You are asking too general a question.
I have a column in a non-partitioned Oracle table defined as VARCHAR2(50); the column has a standard b-tree index. I was wondering if there is an optimal way to query this column to determine whether it contains a given value. Here is the current query:
SELECT * FROM my_table m WHERE m.my_column LIKE '%'||v_value||'%';
I looked at Oracle Text, but that seems like overkill for such a small column. However, there are millions of records in this table so looking for substring matches is taking more time than I'd like. Is there a better way?
No.
That query is a table scan. If v_value is an actual word, then you may very well want to look at Oracle Text or a simple inverted index scheme you roll your on your own. But as is, it's horrible.
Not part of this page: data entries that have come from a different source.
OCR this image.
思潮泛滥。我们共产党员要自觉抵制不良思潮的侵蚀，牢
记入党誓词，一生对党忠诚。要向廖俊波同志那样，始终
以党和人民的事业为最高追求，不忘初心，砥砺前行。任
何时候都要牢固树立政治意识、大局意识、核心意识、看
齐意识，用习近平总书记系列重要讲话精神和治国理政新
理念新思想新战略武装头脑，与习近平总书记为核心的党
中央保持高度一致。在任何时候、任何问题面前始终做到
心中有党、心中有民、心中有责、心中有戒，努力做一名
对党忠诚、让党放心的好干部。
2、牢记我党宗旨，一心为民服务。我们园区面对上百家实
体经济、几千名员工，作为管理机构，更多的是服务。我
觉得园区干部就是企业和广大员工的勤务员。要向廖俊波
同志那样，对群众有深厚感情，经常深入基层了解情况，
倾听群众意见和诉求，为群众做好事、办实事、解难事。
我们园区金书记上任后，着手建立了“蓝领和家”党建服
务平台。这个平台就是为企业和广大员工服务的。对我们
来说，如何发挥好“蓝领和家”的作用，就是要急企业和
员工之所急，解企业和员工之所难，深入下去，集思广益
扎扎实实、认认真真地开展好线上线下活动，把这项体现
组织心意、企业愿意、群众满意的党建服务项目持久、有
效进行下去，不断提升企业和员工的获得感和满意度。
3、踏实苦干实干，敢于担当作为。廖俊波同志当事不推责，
Oracle Text covers a number of different approaches, not all of them heavyweight. As your column is quite small you could index it with a CTXCAT index.
SELECT * FROM my_table m
WHERE catsearch(m.my_column, v_value, null) > 0
/
Unlike the other type of Text index, CTXCAT indexes are transactional, so they do not require synchronisation. Such indexes consume a lot of space, but that you have to pay some price for improved performance.
Find out more.
You have three choices:
live with it;
use something like Oracle Text for full-text searching; or
redefine the problem so you can implement a faster solution.
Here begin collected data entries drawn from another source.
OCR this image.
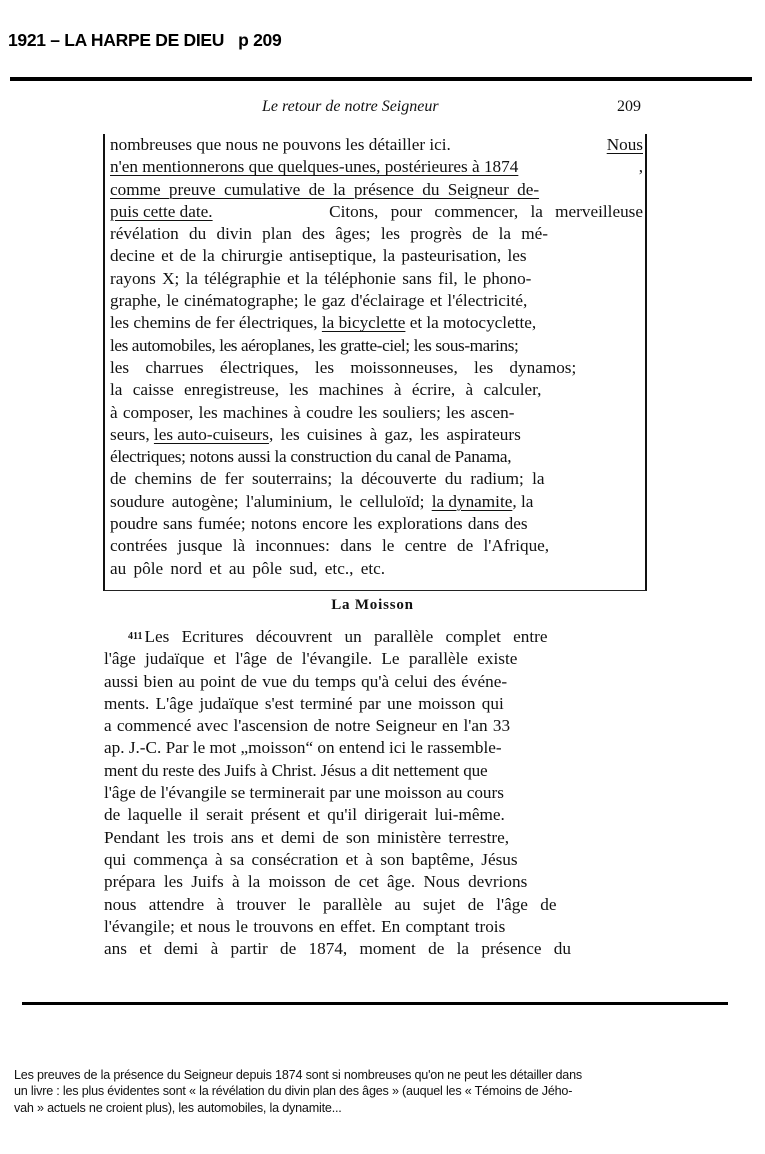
1921 – LA HARPE DE DIEU p 209
Le retour de notre Seigneur	209
nombreuses que nous ne pouvons les détailler ici.	Nous
n'en mentionnerons que quelques-unes, postérieures à 1874	,
comme preuve cumulative de la présence du Seigneur de-
puis cette date.	Citons, pour commencer, la merveilleuse
révélation du divin plan des âges; les progrès de la mé-
decine et de la chirurgie antiseptique, la pasteurisation, les
rayons X; la télégraphie et la téléphonie sans fil, le phono-
graphe, le cinématographe; le gaz d'éclairage et l'électricité,
les chemins de fer électriques, la bicyclette et la motocyclette,
les automobiles, les aéroplanes, les gratte-ciel; les sous-marins;
les charrues électriques, les moissonneuses, les dynamos;
la caisse enregistreuse, les machines à écrire, à calculer,
à composer, les machines à coudre les souliers; les ascen-
seurs, les auto-cuiseurs , les cuisines à gaz, les aspirateurs
électriques; notons aussi la construction du canal de Panama,
de chemins de fer souterrains; la découverte du radium; la
soudure autogène; l'aluminium, le celluloïd; la dynamite , la
poudre sans fumée; notons encore les explorations dans des
contrées jusque là inconnues: dans le centre de l'Afrique,
au pôle nord et au pôle sud, etc., etc.
La Moisson
411 Les Ecritures découvrent un parallèle complet entre
l'âge judaïque et l'âge de l'évangile. Le parallèle existe
aussi bien au point de vue du temps qu'à celui des événe-
ments. L'âge judaïque s'est terminé par une moisson qui
a commencé avec l'ascension de notre Seigneur en l'an 33
ap. J.-C. Par le mot „moisson“ on entend ici le rassemble-
ment du reste des Juifs à Christ. Jésus a dit nettement que
l'âge de l'évangile se terminerait par une moisson au cours
de laquelle il serait présent et qu'il dirigerait lui-même.
Pendant les trois ans et demi de son ministère terrestre,
qui commença à sa consécration et à son baptême, Jésus
prépara les Juifs à la moisson de cet âge. Nous devrions
nous attendre à trouver le parallèle au sujet de l'âge de
l'évangile; et nous le trouvons en effet. En comptant trois
ans et demi à partir de 1874, moment de la présence du
Les preuves de la présence du Seigneur depuis 1874 sont si nombreuses qu'on ne peut les détailler dans
un livre : les plus évidentes sont « la révélation du divin plan des âges » (auquel les « Témoins de Jého-
vah » actuels ne croient plus), les automobiles, la dynamite...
The simplest way to redefine the problem is to say the column has to start with the search term (so lose the first %), which will then use the index.
An alternative way is to say that the search starts on word boundaries (so "est" will match "estimate" but not "test"). MySQL (MyISAM) and SQL Server have functions that will do matching like this. Not sure if Oracle does. If it doesn't you could create a lookup table of words to search instead of the column itself and you could populate that table on a trigger.
You could put a function-based index on the column, using the REGEXP_LIKE function. You might need to create the fbi with a case statement to return '1' with a match, as boolean returning functions dont seem to be valid in fbi.
Here is an example.
Create the index:
CREATE INDEX regexp_like_on_myCol ON my_table (
CASE WHEN REGEXP_LIKE(my_column, '[static exp]', 'i')
THEN 1
END);
And then to use it, instead of:
SELECT * FROM my_table m WHERE m.my_column LIKE '%'||v_value||'%';
you will need to perform a query like the following:
SELECT * FROM my_table m WHERE (
CASE WHEN REGEXP_LIKE(m.my_column, '[static exp]', 'i')
THEN 1
END) IS NOT NULL;
A significant shortcomming in this approach is that you will need to know your '[static exp]' at the time that you create your index. If you are looking for a performance increase while performing ad hoc queries, this might not be the solution for you.
A bonus though, as the function name indicates, is that you have the opportunity to create this index using regex, which could be a powerful tool in the end. The evaluation hit will be taken when items are added to the table, not during the search.
You could try INSTR:
...WHERE INSTR(m.my_column, v_value) > 0
I don't have access to Oracle to test & find out if it is faster than LIKE with wildcarding.
For the most generic case where you do not know in advance the string you are searching for then the best access path you can hope for is a fast full index scan. You'd have to focus on keeping the index as small as possible, which might have it's own problems of course, and could look at a compressed index if the data is not very high cardinality.